Knighton Manor (also known as Knighton Gorges)6643

Newchurch, England

Brief Description

The surviving remains at Knighton Manor comprise the walled gardens with garden earthworks, alcove and garden building, and the gatepiers to the demolished house.


A house was constructed at Knighton Manor in the 16th century on the site of a 14th century deer park. The house was demolished in 1821.

Detailed Description

The remains of the gardens at Knighton Manor are situated on the south side of Knighton Down beside a water source which feeds the river Yar.

A late 18th century walled garden survives to the west - wall (Listed Building Grade II), divided by a later wall.
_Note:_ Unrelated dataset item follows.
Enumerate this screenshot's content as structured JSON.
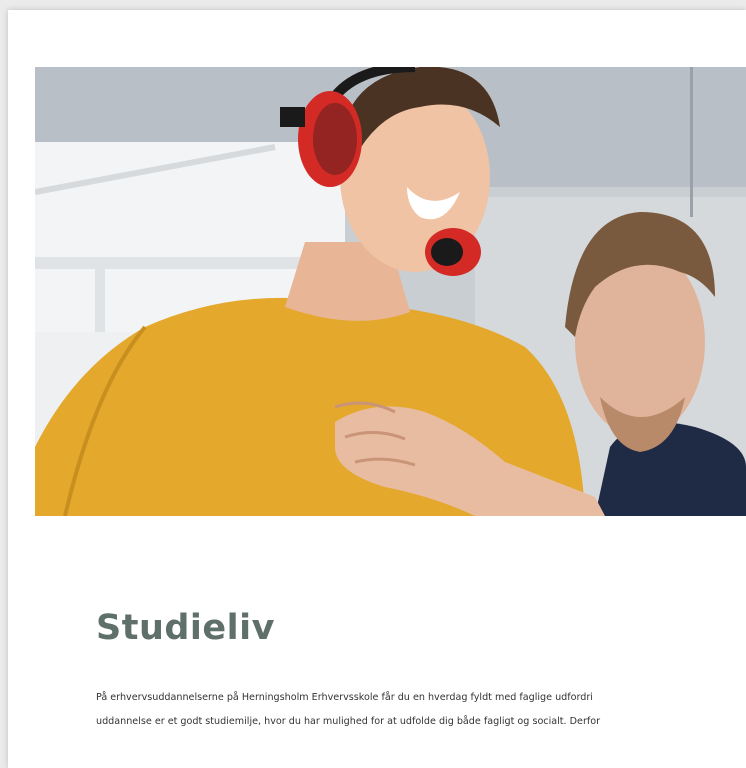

The upper garden contains raised banks, which are possibly the remains of a bowling green.

There is an alcove (Listed Building Grade II) - within the eastern wall of upper garden.

The lower garden contains a brick garden building with a vaulted ceiling - attached to the dividing wall (Basford 1990)


Civil Parish

  • Newchurch

Detailed History

Knighton Manor was the seat of the de Gorges and later the Dillingtons.

The following references are given by the Isle of Wight Gardens Trust:

A park to the west in the 14th century. An orchard was present in the 17th century. (Oglander Memoirs ed. W.H. Long 1888).

A park and rabbit warren enclosed by a pale existed in the 17th century (Survey of the Manor of Ashey 1624).

The site is shown on a map and the occupier named as Maurice Bisset Esq (Andrews 1769).

Shown on map (Worsley 1781). Illustrated (Worsley 1781).

Shown on map (Clarke 1812).

An area of individual trees in was present in open ground to the east.

An avenue (Ordnance Survey (OS)1793). Notable Lime trees

Walled gardens. Individual trees in open ground to the east and west (OS 1866).

An ornamental lake and a boat house once existed (Englefield 1816) - now lost.

The house at Knighton Manor was demolished in 1821. The property has the reputation of being the most haunted site on the island.